Cotyledon adscendens R. A. Dyer
Cotyledon adscendens is native to South Africa (Eastern Cape). It grows in dune thickets.
Cotyledon adscendens is a sparingly branched succulent with erect to spreading branches that bear green leaves with reddish margins in the upper half. It grows up to 5.2 feet (1.6 m) tall. The leaves are obovate to spatulate, flat, slightly concave, up to 2.4 inches (6 cm) long, and up to 1.1 inches (2.8 cm) wide.
The flowers are orange-red, tubular, up to 1 inch (2.5 cm) long, up to 0.4 inches (1 cm) in diameter, and appear in a cluster on an up to 14.4 inches (36 cm) long stalk in winter.
How to Grow and Care
Cotyledons can be divided into two groups. One group consists of evergreen plants with a summer growing period. The other group is made up of deciduous plants, splendidly magnificent with large, solid fleshy stems. The second group grows during the winter and sheds its leaves during the summer.
These succulents require a free-draining gritty mix and plenty of sunlight. They are tolerant of cool, frost-free conditions during the winter if kept dry.
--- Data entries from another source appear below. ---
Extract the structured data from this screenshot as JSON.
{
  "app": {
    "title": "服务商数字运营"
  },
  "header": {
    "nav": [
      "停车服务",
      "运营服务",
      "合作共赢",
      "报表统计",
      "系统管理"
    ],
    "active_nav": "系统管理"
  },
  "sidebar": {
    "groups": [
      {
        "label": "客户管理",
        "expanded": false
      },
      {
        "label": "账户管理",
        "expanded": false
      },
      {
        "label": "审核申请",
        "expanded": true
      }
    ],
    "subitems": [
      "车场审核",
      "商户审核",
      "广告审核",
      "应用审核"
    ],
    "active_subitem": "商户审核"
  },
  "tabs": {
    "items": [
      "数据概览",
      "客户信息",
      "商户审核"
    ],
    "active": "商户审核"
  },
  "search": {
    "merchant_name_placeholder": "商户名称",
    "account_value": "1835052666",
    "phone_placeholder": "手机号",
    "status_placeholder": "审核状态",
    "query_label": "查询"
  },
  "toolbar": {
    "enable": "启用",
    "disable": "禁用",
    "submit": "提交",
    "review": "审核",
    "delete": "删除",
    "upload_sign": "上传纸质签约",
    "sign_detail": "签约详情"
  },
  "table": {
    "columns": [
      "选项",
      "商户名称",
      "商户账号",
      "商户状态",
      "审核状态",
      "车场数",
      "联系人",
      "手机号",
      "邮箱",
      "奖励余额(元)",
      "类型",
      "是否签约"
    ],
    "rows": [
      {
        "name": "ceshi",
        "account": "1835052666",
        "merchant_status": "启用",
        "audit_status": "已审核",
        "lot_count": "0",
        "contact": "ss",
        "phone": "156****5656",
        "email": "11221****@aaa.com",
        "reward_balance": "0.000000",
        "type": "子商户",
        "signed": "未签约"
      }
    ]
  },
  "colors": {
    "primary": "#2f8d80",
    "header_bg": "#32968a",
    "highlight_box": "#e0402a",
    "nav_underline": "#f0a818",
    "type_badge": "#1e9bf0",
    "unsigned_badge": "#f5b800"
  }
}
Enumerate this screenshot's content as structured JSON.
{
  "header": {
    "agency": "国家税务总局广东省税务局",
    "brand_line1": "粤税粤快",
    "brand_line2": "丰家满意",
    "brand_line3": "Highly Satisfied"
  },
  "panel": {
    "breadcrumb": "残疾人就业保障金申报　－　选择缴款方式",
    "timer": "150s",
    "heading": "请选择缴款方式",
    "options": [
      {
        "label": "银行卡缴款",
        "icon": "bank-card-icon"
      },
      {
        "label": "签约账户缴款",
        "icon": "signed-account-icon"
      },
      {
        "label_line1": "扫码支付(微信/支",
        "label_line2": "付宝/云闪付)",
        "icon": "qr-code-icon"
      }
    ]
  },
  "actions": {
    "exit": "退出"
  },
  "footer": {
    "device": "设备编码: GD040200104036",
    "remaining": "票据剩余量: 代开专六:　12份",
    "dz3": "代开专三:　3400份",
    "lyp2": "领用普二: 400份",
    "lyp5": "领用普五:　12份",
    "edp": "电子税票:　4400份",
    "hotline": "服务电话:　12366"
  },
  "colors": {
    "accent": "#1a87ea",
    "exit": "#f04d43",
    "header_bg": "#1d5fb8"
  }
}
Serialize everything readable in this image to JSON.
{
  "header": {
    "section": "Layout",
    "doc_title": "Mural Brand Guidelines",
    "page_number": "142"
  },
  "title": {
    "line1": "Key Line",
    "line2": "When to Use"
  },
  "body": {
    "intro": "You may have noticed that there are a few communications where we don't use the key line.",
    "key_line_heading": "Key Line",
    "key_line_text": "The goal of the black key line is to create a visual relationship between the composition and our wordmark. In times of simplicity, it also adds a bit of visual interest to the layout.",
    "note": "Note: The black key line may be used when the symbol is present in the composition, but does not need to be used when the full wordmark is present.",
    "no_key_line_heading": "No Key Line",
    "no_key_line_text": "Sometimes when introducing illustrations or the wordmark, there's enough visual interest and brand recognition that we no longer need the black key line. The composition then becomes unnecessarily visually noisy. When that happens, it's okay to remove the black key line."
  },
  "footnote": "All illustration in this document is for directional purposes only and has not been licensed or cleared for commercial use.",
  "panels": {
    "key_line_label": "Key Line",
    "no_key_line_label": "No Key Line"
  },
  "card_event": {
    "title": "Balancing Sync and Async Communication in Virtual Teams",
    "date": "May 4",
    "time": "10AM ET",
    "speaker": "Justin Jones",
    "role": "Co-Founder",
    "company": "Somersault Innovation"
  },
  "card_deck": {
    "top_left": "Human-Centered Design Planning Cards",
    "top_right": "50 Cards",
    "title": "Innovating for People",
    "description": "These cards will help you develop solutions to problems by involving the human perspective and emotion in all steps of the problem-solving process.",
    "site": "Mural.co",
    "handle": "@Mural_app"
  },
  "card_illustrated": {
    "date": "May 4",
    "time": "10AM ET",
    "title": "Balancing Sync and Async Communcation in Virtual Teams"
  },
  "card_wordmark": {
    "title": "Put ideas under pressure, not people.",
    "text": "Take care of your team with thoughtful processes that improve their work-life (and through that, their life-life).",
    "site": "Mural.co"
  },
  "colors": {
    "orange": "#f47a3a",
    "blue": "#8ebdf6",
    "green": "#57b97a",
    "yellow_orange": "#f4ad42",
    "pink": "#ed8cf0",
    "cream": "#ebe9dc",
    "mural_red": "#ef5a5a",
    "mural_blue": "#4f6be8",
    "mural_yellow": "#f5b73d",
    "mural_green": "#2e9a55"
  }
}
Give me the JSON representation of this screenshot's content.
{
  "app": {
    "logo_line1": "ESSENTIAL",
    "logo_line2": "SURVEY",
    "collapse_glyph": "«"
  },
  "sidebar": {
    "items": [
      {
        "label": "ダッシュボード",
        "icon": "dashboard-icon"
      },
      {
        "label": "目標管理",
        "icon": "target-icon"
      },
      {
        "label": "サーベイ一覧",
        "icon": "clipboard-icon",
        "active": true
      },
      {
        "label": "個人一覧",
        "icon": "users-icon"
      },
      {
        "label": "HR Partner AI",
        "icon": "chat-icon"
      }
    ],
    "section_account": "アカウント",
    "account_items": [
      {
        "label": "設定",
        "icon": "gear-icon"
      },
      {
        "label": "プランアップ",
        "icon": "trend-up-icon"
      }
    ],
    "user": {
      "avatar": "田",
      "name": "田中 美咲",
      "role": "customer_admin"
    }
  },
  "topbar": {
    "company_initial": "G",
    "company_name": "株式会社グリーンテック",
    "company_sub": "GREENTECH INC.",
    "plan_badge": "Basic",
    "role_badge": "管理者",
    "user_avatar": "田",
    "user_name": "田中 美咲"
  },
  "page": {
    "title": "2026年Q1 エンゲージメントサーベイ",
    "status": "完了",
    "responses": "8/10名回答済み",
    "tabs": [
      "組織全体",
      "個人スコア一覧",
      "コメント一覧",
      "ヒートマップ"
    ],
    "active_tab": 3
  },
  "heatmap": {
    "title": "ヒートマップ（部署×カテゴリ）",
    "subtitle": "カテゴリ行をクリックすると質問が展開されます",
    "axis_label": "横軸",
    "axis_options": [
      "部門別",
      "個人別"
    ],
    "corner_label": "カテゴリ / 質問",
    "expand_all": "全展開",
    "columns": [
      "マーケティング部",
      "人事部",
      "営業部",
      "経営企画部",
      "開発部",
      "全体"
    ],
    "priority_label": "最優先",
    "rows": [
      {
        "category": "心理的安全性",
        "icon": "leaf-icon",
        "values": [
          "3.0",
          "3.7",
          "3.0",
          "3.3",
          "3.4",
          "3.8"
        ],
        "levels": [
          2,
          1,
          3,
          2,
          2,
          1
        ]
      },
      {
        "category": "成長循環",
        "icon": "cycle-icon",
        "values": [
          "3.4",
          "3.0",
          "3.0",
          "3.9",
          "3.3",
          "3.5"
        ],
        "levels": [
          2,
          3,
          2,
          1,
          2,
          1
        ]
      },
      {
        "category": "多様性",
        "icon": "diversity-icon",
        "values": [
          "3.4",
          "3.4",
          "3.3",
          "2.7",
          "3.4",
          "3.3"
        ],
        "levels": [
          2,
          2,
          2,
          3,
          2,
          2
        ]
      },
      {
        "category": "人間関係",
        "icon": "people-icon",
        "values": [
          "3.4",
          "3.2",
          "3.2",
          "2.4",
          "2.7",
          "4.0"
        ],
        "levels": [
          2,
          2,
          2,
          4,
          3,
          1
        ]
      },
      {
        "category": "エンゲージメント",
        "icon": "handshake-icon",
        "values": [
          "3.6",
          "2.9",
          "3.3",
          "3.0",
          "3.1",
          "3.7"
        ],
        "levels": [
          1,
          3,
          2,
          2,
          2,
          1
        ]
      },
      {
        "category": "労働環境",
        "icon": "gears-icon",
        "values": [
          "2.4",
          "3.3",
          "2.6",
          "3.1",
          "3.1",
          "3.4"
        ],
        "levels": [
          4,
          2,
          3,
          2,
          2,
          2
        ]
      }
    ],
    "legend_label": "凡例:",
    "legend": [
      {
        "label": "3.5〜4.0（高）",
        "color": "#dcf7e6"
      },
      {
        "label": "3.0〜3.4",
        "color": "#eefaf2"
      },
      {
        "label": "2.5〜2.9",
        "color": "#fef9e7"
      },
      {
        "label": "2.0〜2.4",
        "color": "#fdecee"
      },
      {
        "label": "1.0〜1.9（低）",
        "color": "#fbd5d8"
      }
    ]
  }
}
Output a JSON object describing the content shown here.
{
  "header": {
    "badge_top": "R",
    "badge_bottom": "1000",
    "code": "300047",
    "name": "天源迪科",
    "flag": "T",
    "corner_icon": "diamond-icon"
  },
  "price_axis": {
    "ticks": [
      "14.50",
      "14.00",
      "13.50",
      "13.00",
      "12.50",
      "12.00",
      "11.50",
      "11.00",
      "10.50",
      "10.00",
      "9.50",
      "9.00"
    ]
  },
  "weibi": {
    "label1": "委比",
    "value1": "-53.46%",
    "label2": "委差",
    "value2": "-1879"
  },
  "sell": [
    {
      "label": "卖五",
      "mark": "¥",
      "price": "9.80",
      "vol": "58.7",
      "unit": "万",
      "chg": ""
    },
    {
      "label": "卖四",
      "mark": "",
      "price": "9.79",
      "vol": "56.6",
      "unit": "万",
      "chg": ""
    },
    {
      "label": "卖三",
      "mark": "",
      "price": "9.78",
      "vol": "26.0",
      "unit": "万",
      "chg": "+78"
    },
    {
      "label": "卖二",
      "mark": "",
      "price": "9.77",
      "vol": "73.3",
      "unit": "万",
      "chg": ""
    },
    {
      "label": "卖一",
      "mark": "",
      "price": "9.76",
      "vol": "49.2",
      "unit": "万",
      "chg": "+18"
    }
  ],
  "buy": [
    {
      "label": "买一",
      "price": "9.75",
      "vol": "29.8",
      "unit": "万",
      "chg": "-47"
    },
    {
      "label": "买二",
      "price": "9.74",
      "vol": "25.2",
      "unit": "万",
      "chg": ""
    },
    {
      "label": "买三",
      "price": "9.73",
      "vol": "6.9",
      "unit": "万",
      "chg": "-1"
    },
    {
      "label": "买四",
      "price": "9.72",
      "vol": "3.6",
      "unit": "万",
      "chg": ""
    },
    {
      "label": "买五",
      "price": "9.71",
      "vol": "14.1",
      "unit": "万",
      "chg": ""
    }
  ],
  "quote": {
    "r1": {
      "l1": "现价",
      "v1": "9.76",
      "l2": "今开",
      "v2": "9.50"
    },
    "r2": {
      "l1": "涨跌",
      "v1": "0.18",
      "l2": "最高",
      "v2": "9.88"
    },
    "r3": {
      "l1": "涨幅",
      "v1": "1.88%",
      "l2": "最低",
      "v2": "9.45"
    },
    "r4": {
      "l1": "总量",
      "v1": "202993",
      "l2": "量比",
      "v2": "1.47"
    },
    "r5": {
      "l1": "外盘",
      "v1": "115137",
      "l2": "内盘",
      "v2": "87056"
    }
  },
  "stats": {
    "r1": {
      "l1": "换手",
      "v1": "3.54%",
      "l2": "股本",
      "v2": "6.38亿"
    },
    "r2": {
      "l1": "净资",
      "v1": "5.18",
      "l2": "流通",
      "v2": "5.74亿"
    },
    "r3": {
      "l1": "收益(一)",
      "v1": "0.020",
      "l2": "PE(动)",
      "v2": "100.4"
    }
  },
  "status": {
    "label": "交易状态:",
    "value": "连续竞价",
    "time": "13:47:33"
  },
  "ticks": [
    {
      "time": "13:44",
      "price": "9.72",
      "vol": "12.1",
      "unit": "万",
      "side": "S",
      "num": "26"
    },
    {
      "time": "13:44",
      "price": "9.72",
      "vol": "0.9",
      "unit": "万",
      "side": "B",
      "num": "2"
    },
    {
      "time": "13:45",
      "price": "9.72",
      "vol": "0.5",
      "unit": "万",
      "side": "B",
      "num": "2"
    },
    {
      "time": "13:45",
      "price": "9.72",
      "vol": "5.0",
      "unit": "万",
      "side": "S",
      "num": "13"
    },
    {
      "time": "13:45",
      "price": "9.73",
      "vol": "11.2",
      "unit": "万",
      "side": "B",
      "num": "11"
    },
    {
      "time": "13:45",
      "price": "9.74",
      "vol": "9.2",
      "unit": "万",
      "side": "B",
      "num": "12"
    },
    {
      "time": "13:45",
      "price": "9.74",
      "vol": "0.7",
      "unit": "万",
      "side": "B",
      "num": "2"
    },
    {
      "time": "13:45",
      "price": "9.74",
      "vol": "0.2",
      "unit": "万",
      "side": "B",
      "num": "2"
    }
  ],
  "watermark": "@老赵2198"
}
Some require pruning to maintain an attractive shape. Cotyledons should be kept in a sunny position. Follow general succulent watering procedures. Be careful of overwatering when they are deciduous.
As succulents go, Cotyledons certainly are rewarding garden and indoor subjects, practically independent of irrigation in all but full desert conditions. However, they cannot survive poor light or bad drainage in the wet.
Feed it once or twice during the growing season with a fertilizer specifically formulated for cacti and succulents (poor in nitrogen), including all micronutrients and trace elements diluted to 1/2 the strength recommended on the label.